All these problems simply disappear when I reboot using the old kernel. Does anyone have any ideas?

Thanks.

Bill

scottro
24th December 2008, 02:47 AM
I'm afraid I can't help, but I've edited the thread title. It gives it a much better chance of being seen by someone with ability to help.
(Note that threads with titles like help and other generic type things are more likely to be overlooked.)

stlouis
24th December 2008, 04:09 PM
What happens when you try and mount/unmount your Windows partition manually? Does is give you any errors?

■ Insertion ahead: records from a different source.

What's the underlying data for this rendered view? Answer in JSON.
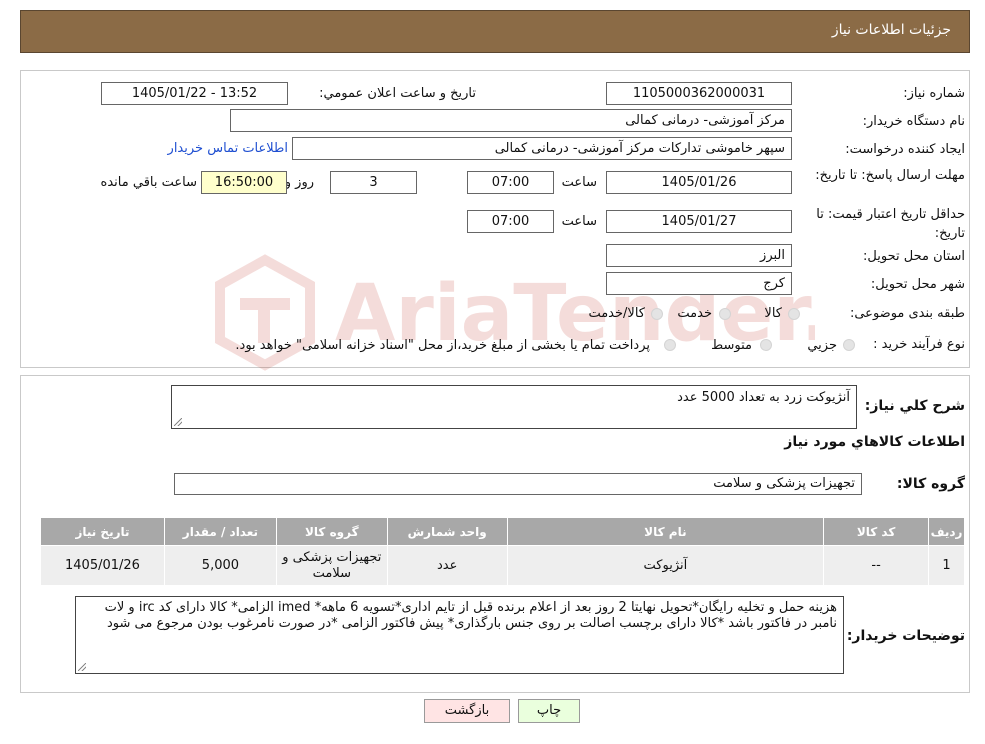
{
  "header": {
    "title": "جزئیات اطلاعات نیاز"
  },
  "form": {
    "need_number_label": "شماره نیاز:",
    "need_number": "1105000362000031",
    "announce_label": "تاریخ و ساعت اعلان عمومي:",
    "announce_value": "1405/01/22 - 13:52",
    "buyer_org_label": "نام دستگاه خريدار:",
    "buyer_org": "مرکز آموزشی- درمانی کمالی",
    "creator_label": "ايجاد کننده درخواست:",
    "creator": "سپهر خاموشی تدارکات مرکز آموزشی- درمانی کمالی",
    "contact_link": "اطلاعات تماس خريدار",
    "deadline_label": "مهلت ارسال پاسخ: تا تاريخ:",
    "deadline_date": "1405/01/26",
    "time_label": "ساعت",
    "deadline_time": "07:00",
    "days_value": "3",
    "days_label": "روز و",
    "remaining_time": "16:50:00",
    "remaining_label": "ساعت باقي مانده",
    "validity_label": "حداقل تاريخ اعتبار قيمت: تا تاريخ:",
    "validity_date": "1405/01/27",
    "validity_time": "07:00",
    "province_label": "استان محل تحويل:",
    "province": "البرز",
    "city_label": "شهر محل تحويل:",
    "city": "کرج",
    "category_label": "طبقه بندی موضوعی:",
    "category_options": [
      "کالا",
      "خدمت",
      "کالا/خدمت"
    ],
    "process_label": "نوع فرآيند خريد :",
    "process_options": [
      "جزيي",
      "متوسط"
    ],
    "process_note": "پرداخت تمام يا بخشی از مبلغ خريد،از محل \"اسناد خزانه اسلامی\" خواهد بود."
  },
  "summary": {
    "label": "شرح كلي نياز:",
    "value": "آنژیوکت زرد به تعداد 5000 عدد"
  },
  "goods_section_title": "اطلاعات كالاهاي مورد نياز",
  "goods_group": {
    "label": "گروه كالا:",
    "value": "تجهیزات پزشکی و سلامت"
  },
  "table": {
    "headers": [
      "رديف",
      "كد كالا",
      "نام كالا",
      "واحد شمارش",
      "گروه كالا",
      "تعداد / مقدار",
      "تاريخ نياز"
    ],
    "rows": [
      [
        "1",
        "--",
        "آنژیوکت",
        "عدد",
        "تجهیزات پزشکی و سلامت",
        "5,000",
        "1405/01/26"
      ]
    ]
  },
  "buyer_notes": {
    "label": "توضيحات خريدار:",
    "value": "هزینه حمل و تخلیه رایگان*تحویل نهایتا 2 روز بعد از اعلام برنده قبل از تایم اداری*تسویه 6 ماهه* imed الزامی* کالا دارای کد irc و لات نامبر در فاکتور باشد *کالا دارای برچسب اصالت بر روی جنس بارگذاری* پیش فاکتور الزامی *در صورت نامرغوب بودن مرجوع می شود"
  },
  "buttons": {
    "print": "چاپ",
    "back": "بازگشت"
  },
  "watermark": {
    "text": "AriaTender.neT"
  },
  "colors": {
    "header": "#8b6b46",
    "table_header": "#a8a8a8",
    "link": "#1f4fd1"
  }
}
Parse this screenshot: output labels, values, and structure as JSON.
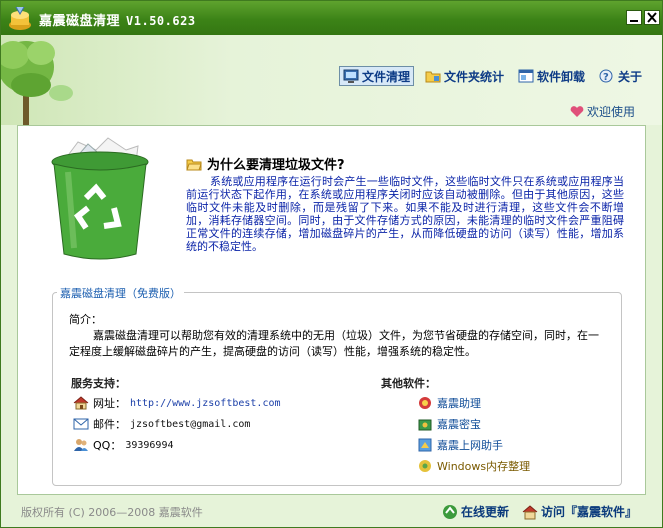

Can you post the output of fdisk -l

Use the following command to mount the troubled Windows Partition:

mount -t vfat -o iocharset=utf8,umask=000 /dev/<your drive> /media/<mount point>

Does that make a difference?


Is your logs telling you anything? Have you checked root's mail, to see if you are getting any errors in the reports it is sending you?

David Becker
24th December 2008, 04:14 PM
Three or four weeks ago, I started a new thread and asked some questions. I checked again tonight, and though it got 100 views, there were zero responses. Perhaps it slipped through the cracks because of the right people not being online at the right time.

So as not to double post, I've deleted that thread. However, the issue is still very present, and I have not been able to solve it. It is affecting my ability to remain up to date with the latest kernel. Just tonight I did a yum upgrade, and another new kernel was installed, 2.6.27.7-53.fc9.i686. This is the third kernel that is giving me this problem. It's a great mystery, because all I have to do is go back to 2.6.26.6-79.fc9.i686, and the problem disappears.

Here's the problem:

(1) I have a number of VFAT Windows partitions on my disk drive. All of them can be accessed except one! df lists the partition that can't be accessed as /dev/sda6. sda2 and sda5 can be accessed with no problem. (I don't know why there is no sda3 or sda4.)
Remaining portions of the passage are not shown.